Archerfield Airport general manager Corrie Metz hopes a new $4million training and accommodation centre will breathe new life in to the airport. Photo: Robert Shakespeare
A new student aviation centre at Archerfield Airport has the airport's boss hopeful it can put aside recent disappointments to reach new heights.
The $4 million pilot training and accommodation centre, which has been under construction since November, should be completed next month.
Archerfield Airport Corporation general manager Corrie Metz said the facility would breathe new life into the suburban airfield, which recently suffered a blow when a deal to introduce regular passenger services fell through.
He said the benefits would be felt beyond the confines of the airport, in Brisbane’s south-west.
“I can see it improving the economy of south-east Queensland if we get people from overseas. Those overseas students will want to get involved in various community activities, so it’ll have a flow-on effect to the community,” Mr Metz said.
“On airport, we’ll have an increased rate of flying with the flying school, which will flow on to the refuellers and the maintenance companies, so it’ll be very positive in all those areas.”
The training centre will include 40 single rooms, a commercial kitchen, offices, classrooms and conference rooms.
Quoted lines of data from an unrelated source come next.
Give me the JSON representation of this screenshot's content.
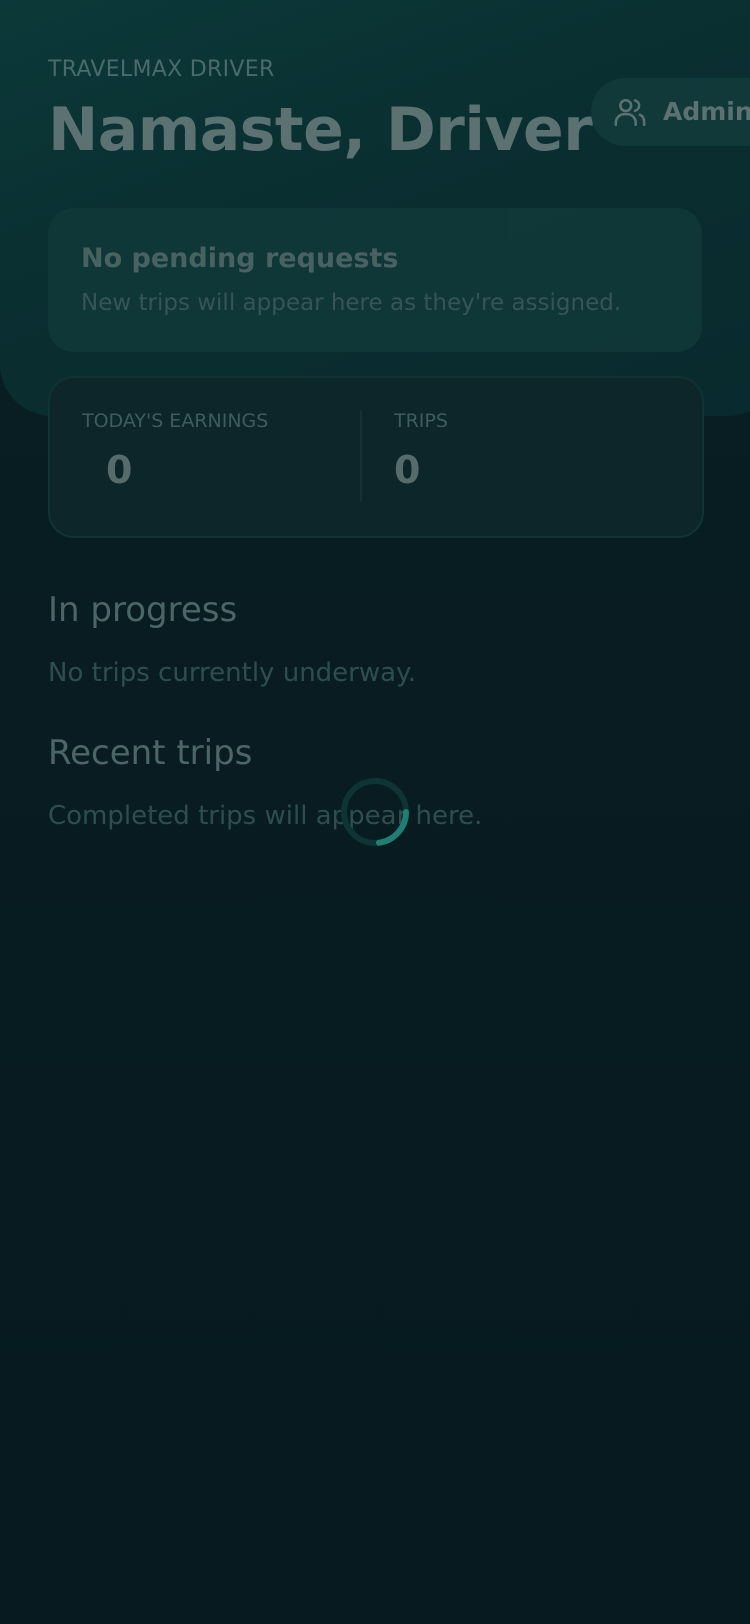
{
  "header": {
    "eyebrow": "TRAVELMAX DRIVER",
    "greeting": "Namaste, Driver",
    "admin_button": {
      "label": "Admin",
      "icon": "users-icon"
    }
  },
  "pending": {
    "title": "No pending requests",
    "subtitle": "New trips will appear here as they're assigned."
  },
  "stats": {
    "earnings_label": "TODAY'S EARNINGS",
    "earnings_value": "0",
    "trips_label": "TRIPS",
    "trips_value": "0"
  },
  "sections": {
    "in_progress_title": "In progress",
    "in_progress_empty": "No trips currently underway.",
    "recent_title": "Recent trips",
    "recent_empty": "Completed trips will appear here."
  },
  "colors": {
    "background": "#07181d",
    "hero": "#0c3a3a",
    "accent": "#2a9d8f"
  },
  "loading": {
    "icon": "loading-spinner-icon"
  }
}
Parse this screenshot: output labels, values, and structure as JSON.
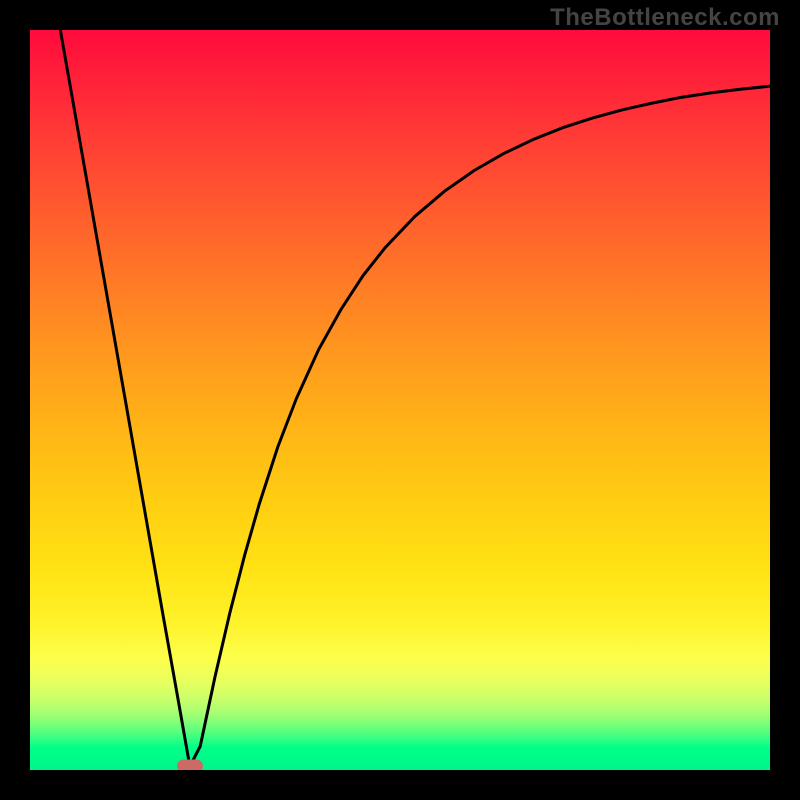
{
  "watermark": "TheBottleneck.com",
  "colors": {
    "page_bg": "#000000",
    "curve": "#000000",
    "marker": "#cc6b66",
    "watermark": "#444444"
  },
  "chart_data": {
    "type": "line",
    "title": "",
    "xlabel": "",
    "ylabel": "",
    "xlim": [
      0,
      100
    ],
    "ylim": [
      0,
      100
    ],
    "grid": false,
    "legend": false,
    "series": [
      {
        "name": "bottleneck-curve",
        "x": [
          4.1,
          6,
          8,
          10,
          12,
          14,
          16,
          18,
          20,
          21.6,
          23,
          25,
          27,
          29,
          31,
          33.5,
          36,
          39,
          42,
          45,
          48,
          52,
          56,
          60,
          64,
          68,
          72,
          76,
          80,
          84,
          88,
          92,
          96,
          100
        ],
        "values": [
          100,
          89.2,
          77.8,
          66.4,
          55,
          43.6,
          32.2,
          20.8,
          9.6,
          0.5,
          3.2,
          12.6,
          21.2,
          29,
          36,
          43.7,
          50.2,
          56.8,
          62.2,
          66.8,
          70.6,
          74.8,
          78.2,
          81,
          83.3,
          85.2,
          86.8,
          88.1,
          89.2,
          90.1,
          90.9,
          91.5,
          92,
          92.4
        ]
      }
    ],
    "marker": {
      "x": 21.6,
      "y": 0.5
    },
    "background_gradient": {
      "direction": "top-to-bottom",
      "stops": [
        {
          "pos": 0.0,
          "color": "#ff0a3c"
        },
        {
          "pos": 0.24,
          "color": "#ff5a2e"
        },
        {
          "pos": 0.54,
          "color": "#ffb516"
        },
        {
          "pos": 0.8,
          "color": "#fff22a"
        },
        {
          "pos": 0.92,
          "color": "#a0ff72"
        },
        {
          "pos": 1.0,
          "color": "#00f58c"
        }
      ]
    }
  }
}
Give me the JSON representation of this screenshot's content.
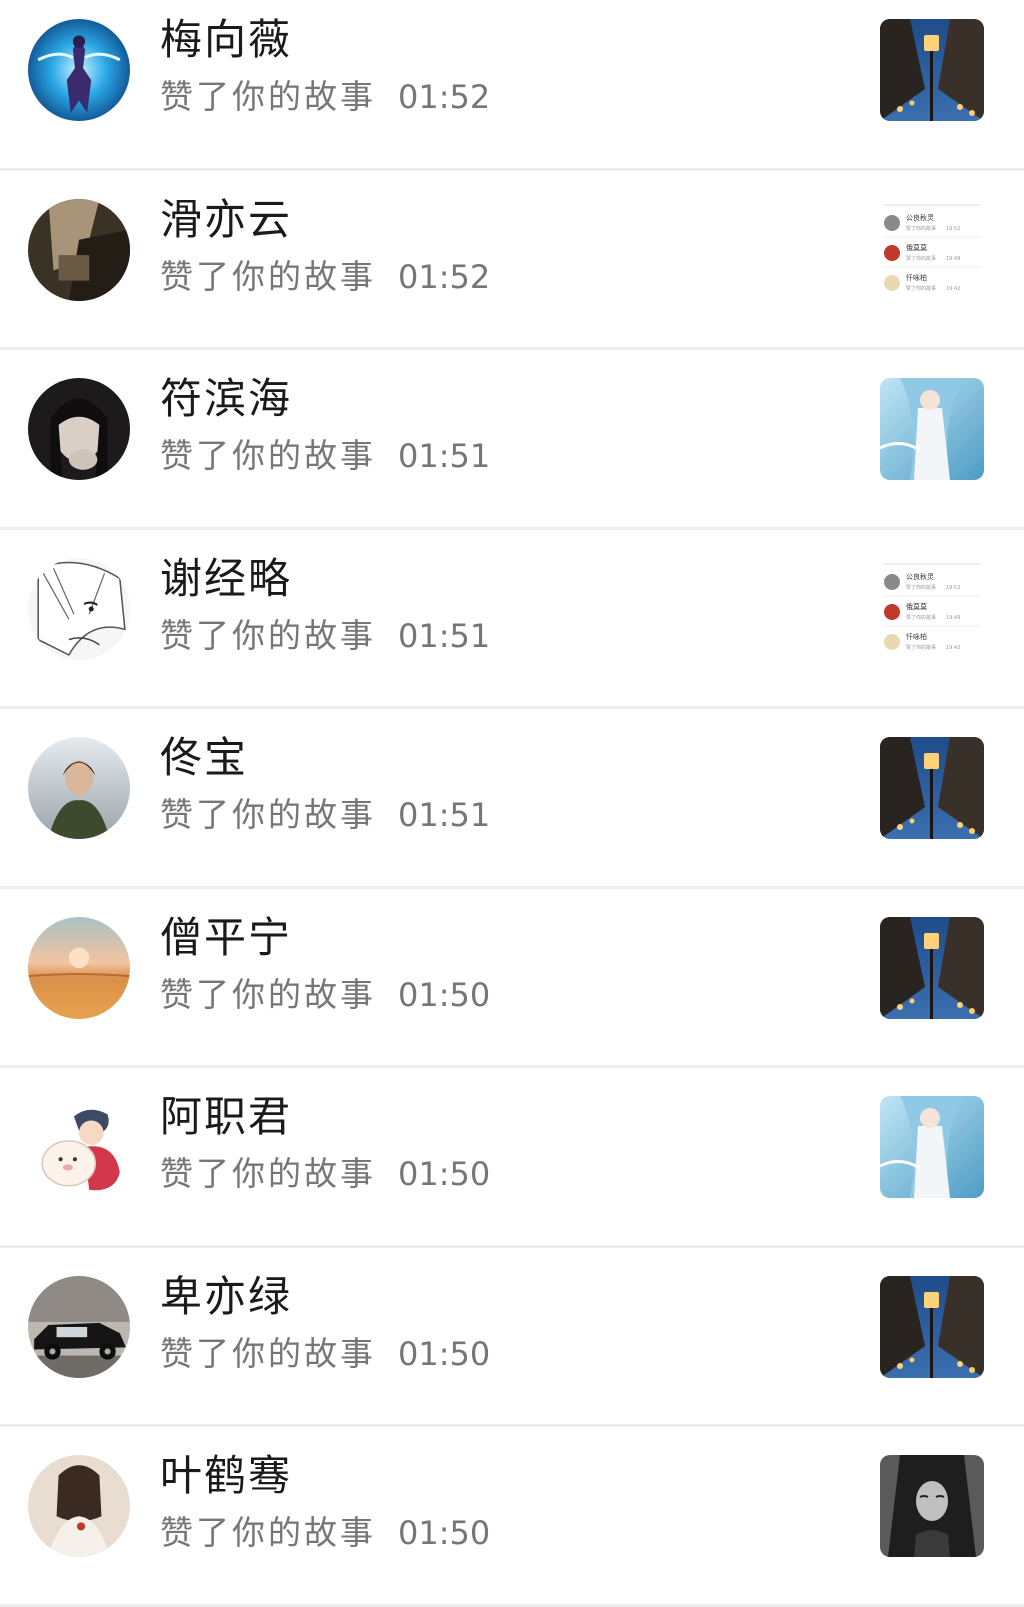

But Mr Metz said the highlight would be a viewing platform located on the roof.
“It will give a 360 degree view of the airport, but it will also have radios tuned to tower frequencies so the students can get good situational awareness listening to the circuit traffic,” he said.
Sydney-based aviation college Basair has signed a 10-year lease for the property, but other aviation schools will also use the building.
“They’ll make rooms available and they’ve already given me clearance to do that with some of the other flying schools,” Mr Metz said.
“It’ll be for [Basair] to manage – they will be paying the rent on it – so it’ll be up to them how they manage that.”
Basair Aviation College chief operating officer Mark Rowell said it was a matter of good timing to set up in Brisbane.
“We looked at the Sunshine Coast initially and found it was probably a little too far for people to travel to get to Maroochydore,” he said.
“I think we were in the right place at the right time when we met Corrie and he showed us the facility and we did everything we possibly could to secure it.”
Mr Rowell said the school hoped to attract students from around the world to Archerfield.
“We used to have a huge market in India, but with the high Australian dollar that dropped off quite substantially,” he said.
“But our international students, a lot of them come from Malaysia, Indonesia, we’ve got students at the moment from East Timor, Papua New Guinea, so it’s mainly Asian countries.
“We do have a few European students, who come from Switzerland and France, because it’s cheaper to learn to fly in Australia and they prefer Australia to America.”
Mr Rowell said, to his knowledge, there was no other facility in Australia quite like it.
“It’s very unique in having the accommodation right above where the operations will be,” he said.
“So they’ll get out of bed in the morning, walk downstairs and they’ll be at school.”